There are several ways to scale an installation of Analysis Services across multiple computers. These options are described in the following list.
If there are multiple instances of Analysis Services on a single computer, you can move one or more instances to another computer.
If there are multiple Analysis Services databases on a single computer, you can move one or more of the databases onto its own instance of Analysis Services on a separate computer.
If one or more relational databases provide data to an Analysis Services database, you can move these databases to a separate computer. Before you move the databases, consider the network speed and bandwidth that exist between the Analysis Services database and its underlying databases. If the network is slow or congested, moving the underlying databases to a separate computer will degrade processing performance.

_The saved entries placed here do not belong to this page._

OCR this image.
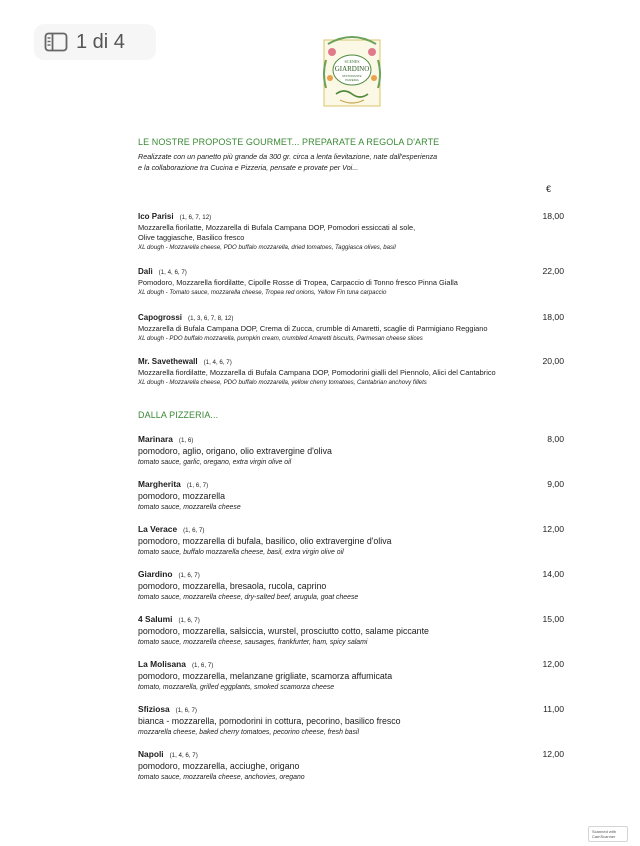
1 di 4
SCENES
GIARDINO
RISTORANTE
PIZZERIA
LE NOSTRE PROPOSTE GOURMET... PREPARATE A REGOLA D'ARTE
Realizzate con un panetto più grande da 300 gr. circa a lenta lievitazione, nate dall'esperienza
e la collaborazione tra Cucina e Pizzeria, pensate e provate per Voi...
€
Ico Parisi (1, 6, 7, 12)
Mozzarella fiorilatte, Mozzarella di Bufala Campana DOP, Pomodori essiccati al sole,
Olive taggiasche, Basilico fresco
XL dough - Mozzarella cheese, PDO buffalo mozzarella, dried tomatoes, Taggiasca olives, basil
18,00
Dalì (1, 4, 6, 7)
Pomodoro, Mozzarella fiordilatte, Cipolle Rosse di Tropea, Carpaccio di Tonno fresco Pinna Gialla
XL dough - Tomato sauce, mozzarella cheese, Tropea red onions, Yellow Fin tuna carpaccio
22,00
Capogrossi (1, 3, 6, 7, 8, 12)
Mozzarella di Bufala Campana DOP, Crema di Zucca, crumble di Amaretti, scaglie di Parmigiano Reggiano
XL dough - PDO buffalo mozzarella, pumpkin cream, crumbled Amaretti biscuits, Parmesan cheese slices
18,00
Mr. Savethewall (1, 4, 6, 7)
Mozzarella fiordilatte, Mozzarella di Bufala Campana DOP, Pomodorini gialli del Piennolo, Alici del Cantabrico
XL dough - Mozzarella cheese, PDO buffalo mozzarella, yellow cherry tomatoes, Cantabrian anchovy fillets
20,00
DALLA PIZZERIA...
Marinara (1, 6)
pomodoro, aglio, origano, olio extravergine d'oliva
tomato sauce, garlic, oregano, extra virgin olive oil
8,00
Margherita (1, 6, 7)
pomodoro, mozzarella
tomato sauce, mozzarella cheese
9,00
La Verace (1, 6, 7)
pomodoro, mozzarella di bufala, basilico, olio extravergine d'oliva
tomato sauce, buffalo mozzarella cheese, basil, extra virgin olive oil
12,00
Giardino (1, 6, 7)
pomodoro, mozzarella, bresaola, rucola, caprino
tomato sauce, mozzarella cheese, dry-salted beef, arugula, goat cheese
14,00
4 Salumi (1, 6, 7)
pomodoro, mozzarella, salsiccia, wurstel, prosciutto cotto, salame piccante
tomato sauce, mozzarella cheese, sausages, frankfurter, ham, spicy salami
15,00
La Molisana (1, 6, 7)
pomodoro, mozzarella, melanzane grigliate, scamorza affumicata
tomato, mozzarella, grilled eggplants, smoked scamorza cheese
12,00
Sfiziosa (1, 6, 7)
bianca - mozzarella, pomodorini in cottura, pecorino, basilico fresco
mozzarella cheese, baked cherry tomatoes, pecorino cheese, fresh basil
11,00
Napoli (1, 4, 6, 7)
pomodoro, mozzarella, acciughe, origano
tomato sauce, mozzarella cheese, anchovies, oregano
12,00
Scanned with
CamScanner
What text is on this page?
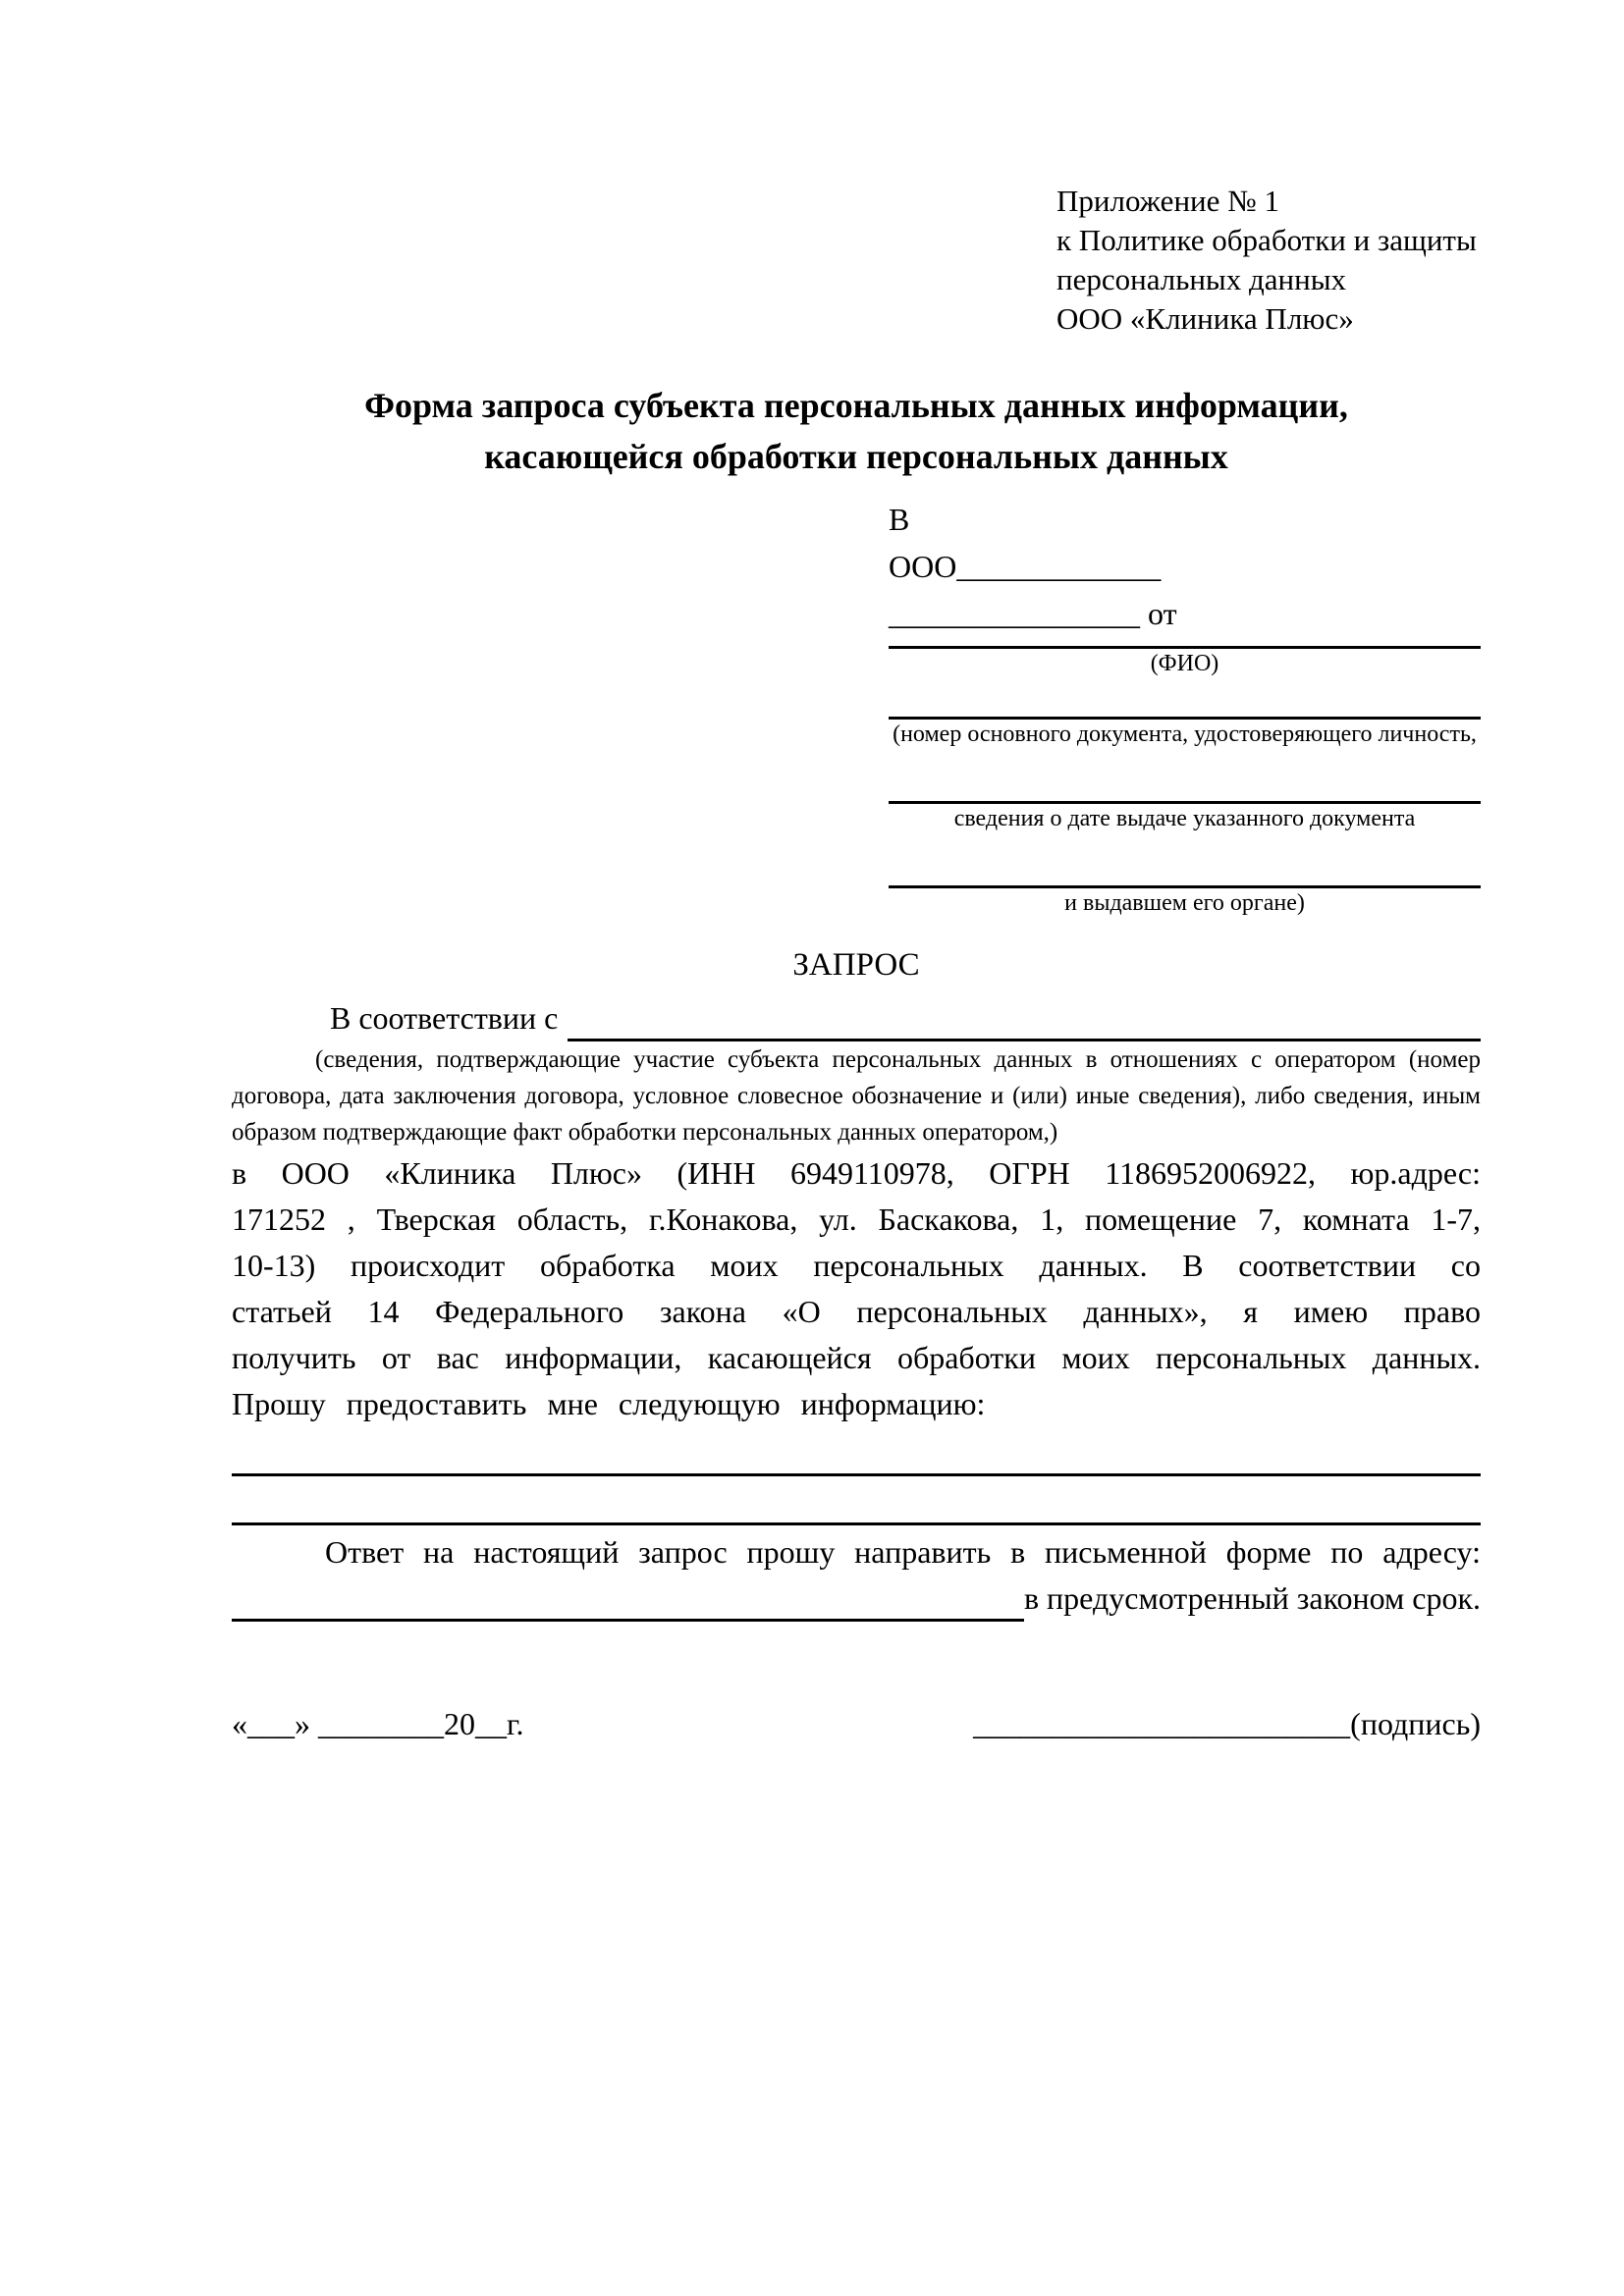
Приложение № 1
к Политике обработки и защиты
персональных данных
ООО «Клиника Плюс»
Форма запроса субъекта персональных данных информации,
касающейся обработки персональных данных
В
ООО_____________
________________ от
(ФИО)
(номер основного документа, удостоверяющего личность,
сведения о дате выдаче указанного документа
и выдавшем его органе)
ЗАПРОС
В соответствии с
(сведения, подтверждающие участие субъекта персональных данных в отношениях с оператором (номер договора, дата заключения договора, условное словесное обозначение и (или) иные сведения), либо сведения, иным образом подтверждающие факт обработки персональных данных оператором,)
в ООО «Клиника Плюс» (ИНН 6949110978, ОГРН 1186952006922, юр.адрес: 171252 , Тверская область, г.Конакова, ул. Баскакова, 1, помещение 7, комната 1-7, 10-13) происходит обработка моих персональных данных. В соответствии со статьей 14 Федерального закона «О персональных данных», я имею право получить от вас информации, касающейся обработки моих персональных данных. Прошу предоставить мне следующую информацию:
Ответ на настоящий запрос прошу направить в письменной форме по адресу:
в предусмотренный законом срок.
«___» ________20__г.	________________________(подпись)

If processing affects query performance, but you can’t process during times of reduced query load, consider moving your processing tasks to a staging server and then performing an online synchronization of the production server and the staging server. For more information, see Synchronize Analysis Services Databases. You can also distribute processing across multiple instances of Analysis Services by using remote partitions. Processing remote partitions uses the processor and memory resources on the remote server, instead of the resources on the local computer. For information on remote partitions management, see Create and Manage a Remote Partition (Analysis Services).
If query performance is poor but you cannot increase the processor and memory resources on the local server, consider deploying an Analysis Services project onto two or more production servers. Then you can use Network Load Balancing (NLB) to combine the servers into a single cluster. In an NLB cluster, queries are automatically distributed across all the servers in the NLB cluster.